In 1992, in front of the Senate Select Committee on POW/MIA Affairs, a representative of the Defense Intelligence Agency testified that it was the government's position that these reports were unrelated to Baron 52; this testimony was repeated in 1994 before the House Subcommittee on Asia and the Pacific of the Committee on Foreign Affairs. In November 1992, the Lao government allowed a team to survey the crash site where a dogtag with Sgt. Matejov's name on it was found, after nearly 20 years, lying in plain sight. Also recovered were 23 bone fragments and half of a tooth which were taken to the Central Identification Laboratory in Hawaii, where Ellis R. Kerley publicly stated that the bone fragments "can not be proven conclusively to be human." According to further testimony given before the House Subcommittee by Albert Santoli, Kerley was replaced by "a U.S. Army Lt. Colonel, professionally a dentist, who has limited forensic experience", and the bone fragments were declared to be the remains of all four of the remaining crew members. The families requested DNA analysis be done on the bone fragments and tooth, but their requests were denied by the government.

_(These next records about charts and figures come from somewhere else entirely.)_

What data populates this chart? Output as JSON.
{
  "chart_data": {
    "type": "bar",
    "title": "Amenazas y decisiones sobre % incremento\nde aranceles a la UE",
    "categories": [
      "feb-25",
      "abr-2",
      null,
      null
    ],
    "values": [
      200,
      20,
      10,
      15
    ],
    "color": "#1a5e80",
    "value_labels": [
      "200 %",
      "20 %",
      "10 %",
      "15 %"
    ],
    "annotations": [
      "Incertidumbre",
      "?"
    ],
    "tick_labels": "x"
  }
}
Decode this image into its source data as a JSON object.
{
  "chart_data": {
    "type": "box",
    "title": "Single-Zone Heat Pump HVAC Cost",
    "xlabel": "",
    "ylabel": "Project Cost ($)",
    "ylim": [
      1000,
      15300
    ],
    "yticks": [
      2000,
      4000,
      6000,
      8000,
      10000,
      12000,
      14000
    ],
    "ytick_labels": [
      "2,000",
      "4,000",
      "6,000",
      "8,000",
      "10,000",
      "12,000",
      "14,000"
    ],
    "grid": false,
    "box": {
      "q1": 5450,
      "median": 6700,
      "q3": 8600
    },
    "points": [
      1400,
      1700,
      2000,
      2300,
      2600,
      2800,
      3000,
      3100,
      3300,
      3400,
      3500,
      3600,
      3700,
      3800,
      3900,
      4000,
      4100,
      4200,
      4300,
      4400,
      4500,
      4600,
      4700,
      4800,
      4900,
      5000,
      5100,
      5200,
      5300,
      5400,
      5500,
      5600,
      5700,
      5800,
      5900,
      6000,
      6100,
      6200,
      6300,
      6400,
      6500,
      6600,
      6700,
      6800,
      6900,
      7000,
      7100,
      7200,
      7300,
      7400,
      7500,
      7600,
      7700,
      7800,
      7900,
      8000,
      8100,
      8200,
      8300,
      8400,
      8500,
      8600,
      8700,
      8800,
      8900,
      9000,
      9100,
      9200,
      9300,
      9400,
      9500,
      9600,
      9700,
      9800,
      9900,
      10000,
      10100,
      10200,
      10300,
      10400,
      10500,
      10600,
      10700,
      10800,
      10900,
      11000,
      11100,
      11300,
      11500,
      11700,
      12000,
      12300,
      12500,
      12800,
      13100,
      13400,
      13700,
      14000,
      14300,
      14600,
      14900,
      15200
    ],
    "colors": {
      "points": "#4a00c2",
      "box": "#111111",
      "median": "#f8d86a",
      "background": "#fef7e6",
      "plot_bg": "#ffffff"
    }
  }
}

On 27 March 1996, the bone fragments were interred at Arlington National Cemetery in a group burial. The families of all eight men attended although the families of the four rear crew members were there to "honor the sacrifice" of the flight crew and did not believe the bone fragments were those of Melton, Matejov, Cressman or Brandenburg. Matejov's younger brother, John Matejov, has sought help from both Wyoming Senators and Congressmen in petitioning the Pentagon for further information as well as appealing directly to President Obama. Former Deputy Assistant Secretary of Defense Roger Shields said the government "acted 'precipitously' to declare Matejov and the other three missing crew members to be dead". In their book, The Men We Left Behind, Mark Sauter and Jim Sanders wrote that "The names were scratched from the list (of MIAs) because they were an inconvenience that would have complicated Henry Kissinger's life". Kissinger negotiated the Paris Peace Accords and was responsible for carrying out President Nixon's promise to bring all POWs home. They further alleged that "the men weren't dead, and the Pentagon knew it" and that it was covered up because the flight was illegal under the Paris agreement.

Congress reviewed the status of the four crewmen in 2016. The status of one of the four crewman was not changed to MIA in 2016. As of September 2020 the entire crew is listed by the Defense POW/MIA Accounting Agency as accounted for.